Cunha Leal, 2 junho de 2002
Em consequência da operação ‘Apito Dourado’, Cunha Leal substituiu o Major Valentim Loureiro na presidência da LPFP, com o beneplácito do presidente da Assembleia Geral da Liga, o também benfiquista Adriano Afonso.
Os e-mails divulgados abrangem as últimas quatro épocas (2013/14 a 2016/17), mas o “polvo encarnado” não nasceu em 2013. Na realidade, começou a ser criado muito antes, por alturas do início deste século.
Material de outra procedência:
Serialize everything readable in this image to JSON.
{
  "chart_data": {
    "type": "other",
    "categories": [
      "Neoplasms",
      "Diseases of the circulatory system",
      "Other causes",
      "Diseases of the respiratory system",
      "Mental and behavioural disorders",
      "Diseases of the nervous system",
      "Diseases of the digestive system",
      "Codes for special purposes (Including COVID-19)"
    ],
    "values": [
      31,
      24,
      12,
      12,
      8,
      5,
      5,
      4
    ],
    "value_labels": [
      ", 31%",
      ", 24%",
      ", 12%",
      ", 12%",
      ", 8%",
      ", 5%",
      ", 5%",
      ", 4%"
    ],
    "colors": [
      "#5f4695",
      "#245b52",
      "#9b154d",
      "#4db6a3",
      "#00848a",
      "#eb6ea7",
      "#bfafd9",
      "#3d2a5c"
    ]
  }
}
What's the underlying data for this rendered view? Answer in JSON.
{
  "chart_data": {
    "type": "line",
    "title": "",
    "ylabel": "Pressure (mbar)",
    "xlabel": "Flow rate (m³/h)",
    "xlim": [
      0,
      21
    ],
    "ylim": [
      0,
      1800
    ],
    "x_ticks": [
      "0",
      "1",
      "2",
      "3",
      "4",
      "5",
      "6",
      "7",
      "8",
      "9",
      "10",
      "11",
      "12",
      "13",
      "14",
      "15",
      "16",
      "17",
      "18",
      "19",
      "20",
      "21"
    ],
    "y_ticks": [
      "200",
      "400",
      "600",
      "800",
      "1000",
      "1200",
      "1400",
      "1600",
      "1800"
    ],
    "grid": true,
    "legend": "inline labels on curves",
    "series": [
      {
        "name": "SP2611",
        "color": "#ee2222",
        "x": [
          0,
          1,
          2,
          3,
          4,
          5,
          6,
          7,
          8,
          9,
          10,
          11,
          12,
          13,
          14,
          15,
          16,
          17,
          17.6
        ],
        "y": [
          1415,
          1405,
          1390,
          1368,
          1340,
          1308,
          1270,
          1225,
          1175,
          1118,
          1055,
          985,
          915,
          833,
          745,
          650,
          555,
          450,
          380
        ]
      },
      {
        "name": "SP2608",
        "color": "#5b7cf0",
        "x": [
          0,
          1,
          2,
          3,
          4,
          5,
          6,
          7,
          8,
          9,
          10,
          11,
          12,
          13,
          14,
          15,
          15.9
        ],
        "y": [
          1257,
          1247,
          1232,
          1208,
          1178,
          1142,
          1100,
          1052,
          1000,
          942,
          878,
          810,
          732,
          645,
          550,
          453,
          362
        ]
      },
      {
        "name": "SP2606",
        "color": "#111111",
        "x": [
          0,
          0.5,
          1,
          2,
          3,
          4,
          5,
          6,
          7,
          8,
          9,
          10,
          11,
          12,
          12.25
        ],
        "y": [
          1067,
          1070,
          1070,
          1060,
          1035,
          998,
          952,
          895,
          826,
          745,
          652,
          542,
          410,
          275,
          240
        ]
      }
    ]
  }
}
Daí para cá foi crescendo, com cada vez mais “tentáculos” e expandindo-se para todas as áreas do futebol português - Liga, órgãos de Disciplina e Justiça da FPF, delegados dos jogos, estruturas da arbitragem responsáveis pela nomeação e avaliação dos árbitros, observadores, APAF, etc.
A coisa atingiu tal dimensão e visibilidade, que o próprio Rui Santos, na parte final da época 2014/2015 (a célebre época do colinho), desabafou na SIC: “Não gosto de ver campeões forjados desta maneira”.
Época 2014/2015, Liga Real, Jornada 32 (fonte: SIC/Tempo Extra) |
A grande novidade dos e-mails não foi revelar que havia (há) uma vasta rede subterrânea a “trabalhar” em prol do SLB. Mesmo sem termos acesso às provas digitais/documentais que foram divulgadas nas últimas semanas (quer pelo FC Porto, quer pelo jornal Expresso), isso há muito tempo que era óbvio.
O grande mérito dos e-mails é, sim, identificar vários dos rostos da rede, identificar uma parte relevante das “criadas de servir”, revelar as ligações existentes (que envolvem os mais altos responsáveis do SLB) e mostrar o refinamento a que se chegou nos métodos adoptados. Tudo para se conseguir forjar um treta campeão.
Agora, compete à Unidade Nacional de Combate à Corrupção da Polícia Judiciária dar continuidade e, a partir de indícios sérios de tráfico de influências, aprofundar a investigação a todos os “tentáculos” deste “polvo”. Haja vontade de o fazer.